Julian Assange has been vindicated because the Swedish case against him was corrupt. The prosecutor, Marianne Ny, obstructed justice and should be prosecuted. Her obsession with Assange not only embarrassed her colleagues and the judiciary but exposed the Swedish state's collusion with the United States in its crimes of war and "rendition."
Had Assange not sought refuge in the Ecuadorean embassy in London, he would have been on his way to the kind of American torture pit Chelsea Manning had to endure.
This prospect was obscured by the grim farce played out in Sweden. "It's a laughing stock," said James Catlin, one of Assange's Australian lawyers. "It is as if they make it up as they go along."
It may have seemed that way, but there was always serious purpose. In 2008, a secret Pentagon document prepared by the "Cyber Counterintelligence Assessments Branch" foretold a detailed plan to discredit WikiLeaks and smear Assange personally.
The "mission" was to destroy the "trust" that was WikiLeaks' "centre of gravity." This would be achieved with threats of "exposure [and] criminal prosecution." Silencing and criminalizing such an unpredictable source of truth-telling was the aim.

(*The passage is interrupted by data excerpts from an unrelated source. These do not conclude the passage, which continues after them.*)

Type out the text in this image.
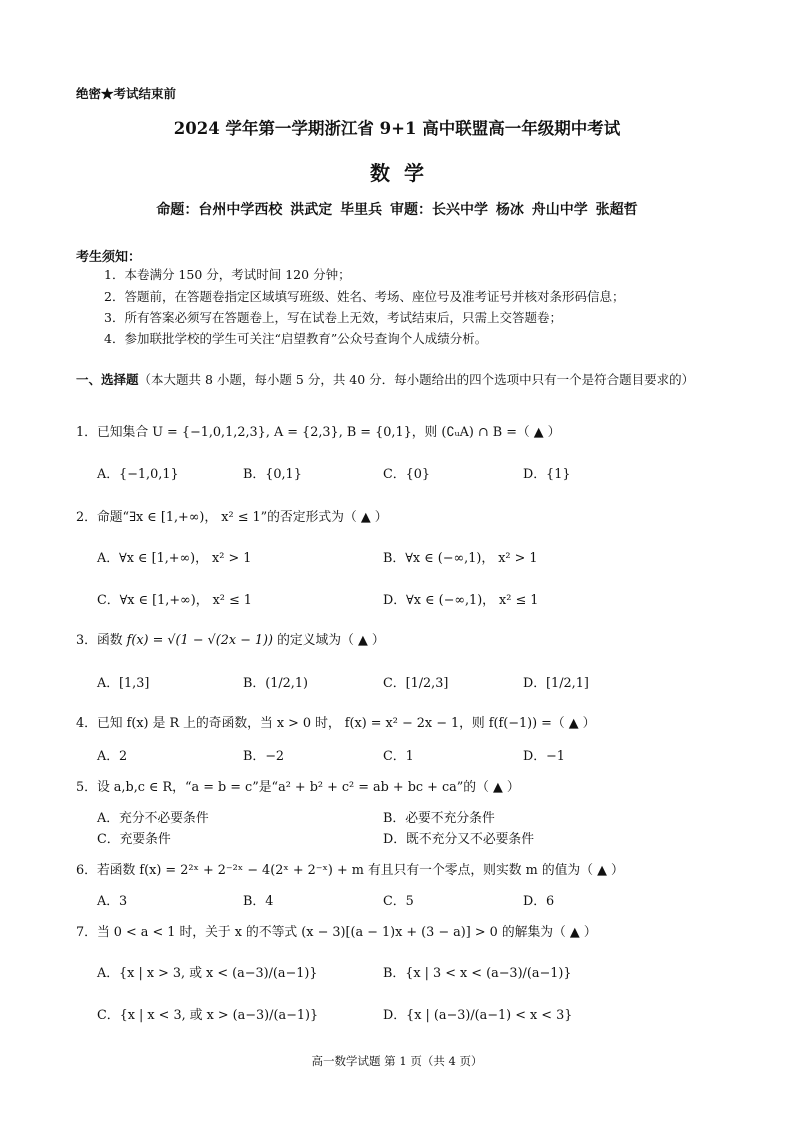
绝密★考试结束前
2024 学年第一学期浙江省 9+1 高中联盟高一年级期中考试
数学
命题：台州中学西校 洪武定 毕里兵 审题：长兴中学 杨冰 舟山中学 张超哲
考生须知：
1．本卷满分 150 分，考试时间 120 分钟；
2．答题前，在答题卷指定区域填写班级、姓名、考场、座位号及准考证号并核对条形码信息；
3．所有答案必须写在答题卷上，写在试卷上无效，考试结束后，只需上交答题卷；
4．参加联批学校的学生可关注“启望教育”公众号查询个人成绩分析。
一、选择题（本大题共 8 小题，每小题 5 分，共 40 分．每小题给出的四个选项中只有一个是符合题目要求的）
1．已知集合 U = {−1,0,1,2,3}, A = {2,3}, B = {0,1}，则 (∁ᵤA) ∩ B =（ ▲ ）
A．{−1,0,1}	B．{0,1}	C．{0}	D．{1}
2．命题“∃x ∈ [1,+∞)， x² ≤ 1”的否定形式为（ ▲ ）
A．∀x ∈ [1,+∞)， x² > 1	B．∀x ∈ (−∞,1)， x² > 1
C．∀x ∈ [1,+∞)， x² ≤ 1	D．∀x ∈ (−∞,1)， x² ≤ 1
3．函数 f(x) = √(1 − √(2x − 1)) 的定义域为（ ▲ ）
A．[1,3]	B．(1/2,1)	C．[1/2,3]	D．[1/2,1]
4．已知 f(x) 是 R 上的奇函数，当 x > 0 时， f(x) = x² − 2x − 1，则 f(f(−1)) =（ ▲ ）
A．2	B．−2	C．1	D．−1
5．设 a,b,c ∈ R，“a = b = c”是“a² + b² + c² = ab + bc + ca”的（ ▲ ）
A．充分不必要条件	B．必要不充分条件
C．充要条件	D．既不充分又不必要条件
6．若函数 f(x) = 2²ˣ + 2⁻²ˣ − 4(2ˣ + 2⁻ˣ) + m 有且只有一个零点，则实数 m 的值为（ ▲ ）
A．3	B．4	C．5	D．6
7．当 0 < a < 1 时，关于 x 的不等式 (x − 3)[(a − 1)x + (3 − a)] > 0 的解集为（ ▲ ）
A．{x | x > 3, 或 x < (a−3)/(a−1)}	B．{x | 3 < x < (a−3)/(a−1)}
C．{x | x < 3, 或 x > (a−3)/(a−1)}	D．{x | (a−3)/(a−1) < x < 3}
高一数学试题 第 1 页（共 4 页）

Perhaps this was understandable. WikiLeaks has exposed the way America dominates much of human affairs, including its epic crimes, especially in Afghanistan and Iraq: the wholesale, often homicidal killing of civilians and the contempt for sovereignty and international law.
These disclosures are protected by the First Amendment of the US Constitution. As a presidential candidate in 2008, Barack Obama, a professor of constitutional law, lauded whistleblowers as "part of a healthy democracy [and they] must be protected from reprisal."